Там, где нас есть - стр. 39
И схож он скорей с умением держать направление в лишенной ориентиров местности или, к примеру, со способностью плавать без вспомогательных средств. Инстинкт спаривания все ж, по мне, побезусловней будет. Хотя и там, конешное дело, цивилизация побуйствовала довольно разрушительно. Но дело не в том.
В принципе, полностью отмершим или незадействованным абсолютно я наблюдал инстинкт превращения добычи в еду лишь у одной девушки, назовем ее Клавкой. Хотя на самом деле звали ее Веркой. Или еще как-то. Неважно.
Клавка девушка была работающая, самостоятельная и с запросами. Нет, не шуб и французских духов хотелось Клавке с юных лет, не ухажеров, даже читающих наизусть Есенина с Асадовым, и букетов роз по три рубля штука на рынке у кавказцев, она жаждала действий вообще и впечатлений. Экшена ей хотелось, выражаясь в современных терминах. Клавка ходила в пешие и водные походы, тусовалась с молодыми актерами, посещала городской КСП[4] и была все время занята.
Не обладая особой утонченностью вкусов, говоря по правде, вообще никакой утонченностью не обладая, к еде Клавка относилась не то чтоб совсем наплевательски, но и без особенного интереса, руководствуясь нехитрым народным «все полезно, что в рот полезло» (гусары, молчать!). О своем неумении готовить она не сообщала, вроде как коронованная особа никогда не представляется самостоятельно слуге у ворот королем таким-то (это было б дико и не по понятиям), молва и свита несут это важное сообщение за много миль впереди королевской кареты, оповещая придорожных баронов, КТО к ним нынче прибудет на ужин и ночевку. И горе тому, кто прохлопает ушами и не придаст вести существенного значения. Последствия могут быть… Они могут быть, в общем. Но я отвлекся.

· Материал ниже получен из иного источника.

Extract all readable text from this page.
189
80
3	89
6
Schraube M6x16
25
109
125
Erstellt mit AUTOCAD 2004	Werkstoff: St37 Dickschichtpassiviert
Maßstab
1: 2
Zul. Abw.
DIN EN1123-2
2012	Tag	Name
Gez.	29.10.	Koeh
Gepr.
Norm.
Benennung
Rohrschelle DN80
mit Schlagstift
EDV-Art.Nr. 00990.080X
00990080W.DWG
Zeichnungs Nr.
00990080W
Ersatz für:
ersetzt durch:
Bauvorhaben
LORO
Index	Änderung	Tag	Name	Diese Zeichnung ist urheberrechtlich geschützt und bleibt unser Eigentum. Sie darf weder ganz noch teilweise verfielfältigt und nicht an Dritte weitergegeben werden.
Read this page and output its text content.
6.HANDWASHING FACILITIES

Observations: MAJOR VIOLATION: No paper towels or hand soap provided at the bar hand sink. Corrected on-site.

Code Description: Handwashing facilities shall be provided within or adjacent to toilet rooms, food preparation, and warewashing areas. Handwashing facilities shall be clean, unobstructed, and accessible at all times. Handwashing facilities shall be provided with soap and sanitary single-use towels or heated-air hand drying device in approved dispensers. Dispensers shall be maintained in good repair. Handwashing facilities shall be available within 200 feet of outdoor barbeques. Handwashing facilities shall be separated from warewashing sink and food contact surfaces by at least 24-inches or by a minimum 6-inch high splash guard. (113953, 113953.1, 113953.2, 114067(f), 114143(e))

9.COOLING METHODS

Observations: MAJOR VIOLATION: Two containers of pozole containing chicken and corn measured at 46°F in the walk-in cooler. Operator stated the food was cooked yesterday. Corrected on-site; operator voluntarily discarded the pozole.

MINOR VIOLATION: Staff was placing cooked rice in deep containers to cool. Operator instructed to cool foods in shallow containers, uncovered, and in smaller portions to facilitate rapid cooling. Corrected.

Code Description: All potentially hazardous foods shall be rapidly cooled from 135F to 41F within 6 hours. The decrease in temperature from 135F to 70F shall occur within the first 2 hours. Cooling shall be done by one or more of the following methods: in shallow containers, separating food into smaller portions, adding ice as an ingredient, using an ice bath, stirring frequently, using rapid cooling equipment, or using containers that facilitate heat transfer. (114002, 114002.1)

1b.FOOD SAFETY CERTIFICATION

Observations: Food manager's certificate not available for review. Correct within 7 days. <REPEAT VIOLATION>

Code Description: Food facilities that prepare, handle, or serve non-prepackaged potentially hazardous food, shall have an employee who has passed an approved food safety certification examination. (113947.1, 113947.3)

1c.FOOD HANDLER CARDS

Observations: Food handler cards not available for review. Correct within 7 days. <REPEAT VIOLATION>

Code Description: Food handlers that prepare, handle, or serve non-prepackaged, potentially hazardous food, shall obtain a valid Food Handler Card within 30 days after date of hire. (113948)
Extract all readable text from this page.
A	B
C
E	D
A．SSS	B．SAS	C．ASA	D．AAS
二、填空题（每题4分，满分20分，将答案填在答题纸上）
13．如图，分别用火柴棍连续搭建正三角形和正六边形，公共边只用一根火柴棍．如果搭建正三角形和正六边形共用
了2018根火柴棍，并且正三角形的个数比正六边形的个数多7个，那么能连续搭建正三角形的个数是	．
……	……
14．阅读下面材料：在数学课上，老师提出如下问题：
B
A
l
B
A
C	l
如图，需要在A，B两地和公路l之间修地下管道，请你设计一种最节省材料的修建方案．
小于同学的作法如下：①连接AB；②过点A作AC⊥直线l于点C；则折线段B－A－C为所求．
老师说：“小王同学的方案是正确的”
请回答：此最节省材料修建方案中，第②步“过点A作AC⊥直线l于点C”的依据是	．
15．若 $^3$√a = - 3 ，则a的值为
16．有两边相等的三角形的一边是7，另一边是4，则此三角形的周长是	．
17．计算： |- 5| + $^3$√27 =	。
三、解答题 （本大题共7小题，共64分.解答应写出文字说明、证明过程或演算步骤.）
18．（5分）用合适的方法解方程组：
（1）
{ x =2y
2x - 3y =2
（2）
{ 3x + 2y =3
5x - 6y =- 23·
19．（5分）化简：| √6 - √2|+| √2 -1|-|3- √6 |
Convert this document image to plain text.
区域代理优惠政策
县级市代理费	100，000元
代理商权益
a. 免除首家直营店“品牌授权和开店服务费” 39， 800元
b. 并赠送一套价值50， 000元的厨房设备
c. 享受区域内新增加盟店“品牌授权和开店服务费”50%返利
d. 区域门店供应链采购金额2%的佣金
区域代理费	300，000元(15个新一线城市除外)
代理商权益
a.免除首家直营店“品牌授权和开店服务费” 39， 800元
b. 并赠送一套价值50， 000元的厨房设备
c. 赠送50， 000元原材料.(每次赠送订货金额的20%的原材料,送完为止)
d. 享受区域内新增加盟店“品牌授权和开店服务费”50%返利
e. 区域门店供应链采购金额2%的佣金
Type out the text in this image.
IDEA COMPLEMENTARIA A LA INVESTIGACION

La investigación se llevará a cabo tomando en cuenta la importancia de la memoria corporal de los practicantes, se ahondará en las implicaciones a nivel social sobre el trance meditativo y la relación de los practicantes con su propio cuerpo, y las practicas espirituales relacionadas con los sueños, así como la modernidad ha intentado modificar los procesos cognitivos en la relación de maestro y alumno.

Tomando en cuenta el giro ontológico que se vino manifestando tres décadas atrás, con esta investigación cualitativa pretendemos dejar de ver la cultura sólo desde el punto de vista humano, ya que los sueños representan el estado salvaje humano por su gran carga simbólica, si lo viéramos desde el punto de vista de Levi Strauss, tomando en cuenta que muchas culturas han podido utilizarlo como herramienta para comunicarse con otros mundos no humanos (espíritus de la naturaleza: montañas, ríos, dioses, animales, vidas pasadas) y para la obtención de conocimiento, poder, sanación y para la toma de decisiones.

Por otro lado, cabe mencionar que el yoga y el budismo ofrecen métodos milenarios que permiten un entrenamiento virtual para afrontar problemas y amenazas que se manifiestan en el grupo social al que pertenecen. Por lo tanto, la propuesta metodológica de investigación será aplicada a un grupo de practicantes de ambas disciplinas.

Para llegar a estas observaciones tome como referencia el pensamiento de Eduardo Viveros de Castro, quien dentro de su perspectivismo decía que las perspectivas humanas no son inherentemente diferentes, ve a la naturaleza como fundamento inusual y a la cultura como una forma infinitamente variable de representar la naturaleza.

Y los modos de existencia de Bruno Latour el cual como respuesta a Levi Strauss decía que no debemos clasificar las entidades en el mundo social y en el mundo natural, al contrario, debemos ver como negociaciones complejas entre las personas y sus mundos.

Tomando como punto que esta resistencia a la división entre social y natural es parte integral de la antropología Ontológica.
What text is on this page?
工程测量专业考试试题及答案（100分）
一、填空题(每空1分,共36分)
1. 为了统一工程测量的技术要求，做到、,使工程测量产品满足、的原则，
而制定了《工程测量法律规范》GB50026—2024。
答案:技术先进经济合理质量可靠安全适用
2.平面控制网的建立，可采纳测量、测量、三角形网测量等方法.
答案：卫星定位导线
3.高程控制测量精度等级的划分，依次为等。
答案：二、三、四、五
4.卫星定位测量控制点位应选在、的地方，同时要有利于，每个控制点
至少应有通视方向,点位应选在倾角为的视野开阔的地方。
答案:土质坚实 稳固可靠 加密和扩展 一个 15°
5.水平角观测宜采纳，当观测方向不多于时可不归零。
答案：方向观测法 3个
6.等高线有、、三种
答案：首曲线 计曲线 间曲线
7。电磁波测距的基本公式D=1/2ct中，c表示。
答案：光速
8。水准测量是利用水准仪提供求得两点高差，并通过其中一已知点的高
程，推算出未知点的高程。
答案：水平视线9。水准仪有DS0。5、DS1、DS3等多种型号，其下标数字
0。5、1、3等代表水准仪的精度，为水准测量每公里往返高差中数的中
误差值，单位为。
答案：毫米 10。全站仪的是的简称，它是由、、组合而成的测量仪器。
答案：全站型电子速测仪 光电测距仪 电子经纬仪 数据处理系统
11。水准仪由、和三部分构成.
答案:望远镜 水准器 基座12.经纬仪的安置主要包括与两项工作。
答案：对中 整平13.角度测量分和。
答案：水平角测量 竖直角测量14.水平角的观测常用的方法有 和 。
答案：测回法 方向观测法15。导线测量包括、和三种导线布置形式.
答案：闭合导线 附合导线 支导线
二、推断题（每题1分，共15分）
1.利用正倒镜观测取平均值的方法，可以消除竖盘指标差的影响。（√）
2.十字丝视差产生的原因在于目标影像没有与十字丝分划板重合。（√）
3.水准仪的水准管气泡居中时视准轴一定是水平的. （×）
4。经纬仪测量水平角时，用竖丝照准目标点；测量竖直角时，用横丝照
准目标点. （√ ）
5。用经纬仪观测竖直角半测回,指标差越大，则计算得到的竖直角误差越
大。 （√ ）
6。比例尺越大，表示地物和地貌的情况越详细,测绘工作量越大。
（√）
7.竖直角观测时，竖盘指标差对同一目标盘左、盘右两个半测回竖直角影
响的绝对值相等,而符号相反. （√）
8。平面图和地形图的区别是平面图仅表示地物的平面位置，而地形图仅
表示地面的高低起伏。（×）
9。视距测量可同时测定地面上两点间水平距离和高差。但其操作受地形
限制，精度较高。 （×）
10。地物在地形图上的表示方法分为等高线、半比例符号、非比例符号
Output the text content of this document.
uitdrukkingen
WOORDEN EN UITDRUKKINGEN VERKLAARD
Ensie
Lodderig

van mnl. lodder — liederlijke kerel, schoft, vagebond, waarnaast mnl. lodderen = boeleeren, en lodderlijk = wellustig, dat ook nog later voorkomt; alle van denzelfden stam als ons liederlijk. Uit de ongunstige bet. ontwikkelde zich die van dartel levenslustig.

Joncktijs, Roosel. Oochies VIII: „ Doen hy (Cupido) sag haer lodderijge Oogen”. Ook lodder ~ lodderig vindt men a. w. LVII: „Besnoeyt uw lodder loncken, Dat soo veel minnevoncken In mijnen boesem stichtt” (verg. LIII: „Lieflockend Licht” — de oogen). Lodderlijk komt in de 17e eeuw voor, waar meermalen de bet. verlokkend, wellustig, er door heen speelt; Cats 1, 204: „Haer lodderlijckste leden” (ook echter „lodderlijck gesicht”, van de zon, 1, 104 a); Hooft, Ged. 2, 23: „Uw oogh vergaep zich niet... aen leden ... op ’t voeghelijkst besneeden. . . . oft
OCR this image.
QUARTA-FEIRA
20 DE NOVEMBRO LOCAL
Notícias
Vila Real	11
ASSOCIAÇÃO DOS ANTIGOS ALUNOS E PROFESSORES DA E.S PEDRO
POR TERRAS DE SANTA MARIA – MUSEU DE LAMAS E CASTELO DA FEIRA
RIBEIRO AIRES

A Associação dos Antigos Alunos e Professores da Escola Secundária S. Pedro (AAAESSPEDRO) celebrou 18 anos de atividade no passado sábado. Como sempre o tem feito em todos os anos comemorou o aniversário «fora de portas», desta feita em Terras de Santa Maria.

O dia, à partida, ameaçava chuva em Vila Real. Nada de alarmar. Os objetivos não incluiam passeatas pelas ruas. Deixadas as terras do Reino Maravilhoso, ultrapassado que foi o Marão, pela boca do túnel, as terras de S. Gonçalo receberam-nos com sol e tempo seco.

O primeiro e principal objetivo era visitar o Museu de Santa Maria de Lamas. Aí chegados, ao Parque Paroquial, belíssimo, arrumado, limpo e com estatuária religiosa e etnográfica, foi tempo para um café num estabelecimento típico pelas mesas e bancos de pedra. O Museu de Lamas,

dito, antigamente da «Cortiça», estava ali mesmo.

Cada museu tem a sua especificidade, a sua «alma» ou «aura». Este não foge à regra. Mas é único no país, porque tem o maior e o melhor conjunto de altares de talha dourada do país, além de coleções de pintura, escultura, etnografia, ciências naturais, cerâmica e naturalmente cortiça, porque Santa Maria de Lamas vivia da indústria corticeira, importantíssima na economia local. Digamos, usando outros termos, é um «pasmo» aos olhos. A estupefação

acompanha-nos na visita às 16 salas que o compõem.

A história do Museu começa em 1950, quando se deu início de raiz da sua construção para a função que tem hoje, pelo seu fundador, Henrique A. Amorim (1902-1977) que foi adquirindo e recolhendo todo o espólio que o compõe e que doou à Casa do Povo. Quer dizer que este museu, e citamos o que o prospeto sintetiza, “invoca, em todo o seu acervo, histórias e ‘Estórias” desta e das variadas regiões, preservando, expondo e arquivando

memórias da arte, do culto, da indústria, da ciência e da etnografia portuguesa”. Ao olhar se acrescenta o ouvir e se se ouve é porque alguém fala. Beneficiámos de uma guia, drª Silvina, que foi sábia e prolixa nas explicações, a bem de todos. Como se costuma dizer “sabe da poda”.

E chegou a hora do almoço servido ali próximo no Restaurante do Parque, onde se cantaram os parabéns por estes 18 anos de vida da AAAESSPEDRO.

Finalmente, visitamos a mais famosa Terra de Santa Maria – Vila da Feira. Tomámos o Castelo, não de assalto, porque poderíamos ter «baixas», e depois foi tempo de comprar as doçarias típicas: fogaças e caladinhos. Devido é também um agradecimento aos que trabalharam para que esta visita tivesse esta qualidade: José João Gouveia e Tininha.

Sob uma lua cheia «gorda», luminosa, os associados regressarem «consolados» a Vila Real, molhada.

Я, как тот невдалый барон, с похмелья ли, будучи ли на охоте, занятый ли крестьянскими тяжбами и за тем пропустивший звуки труб герольдов и топот коней гвардейцев королевской свиты, испытал жесткий удар по нервам, когда на вопрос Клавки «чего б пожрать?», занятый шитьем очередного предмета снаряжения, не помню уж какого, бросил не думавши долго через плечо: «Да на кухне пожарь, что ль, чего». На кухне, понятное дело, ни устриц в серебряном ведерке или омаров в горшках с морской травой, ни шафрана какого с мускатом, ни бараньей ноги не водилось. Ни свежих куропаток или вальдшнепов с фазанами, отъевшимися к осени на жнивье. Даже завалящего копченого кабаньего окорока там не случалось от момента Сотворения мира. Ничего такого, что можно было б испортить не умеющему обращаться с редкостями и экзотикой, на кухне не было, и я не опасался.
Из простой и немудреной отрады желудку там водилась картошка, пара-тройка-пяток яиц нептицы, сама нептица в морозильнике, усохшая до состояния мумии (она и при жизни-то не была чрезмерно тучной), серо-желтая яичная вермишель, наверняка подсолнечное масло в заскорузлой и захватанной бутылке и различные фрагменты хлеба разного времени года выпечки. Ну, может, еще соленые огурцы какие, не помню. Может, даже мед в банке. Но мед я так, на всякий случай предположил. Окажись там мед, такого сокрушительного эффекта б не вышло, думал я задним числом. Но все в свое время.
Верка (или Клавка) затеяла картошку в мундире, яичницу и поджаренный хлеб. Намерения, как мы видим, имела самые безобидные и даже похвальные. Украсить этот пир богов, как я понял, предполагалось нарезанными солеными огурцами (ага, точно, там были огурцы) с нарезанным луком, политыми подсолнечным маслом.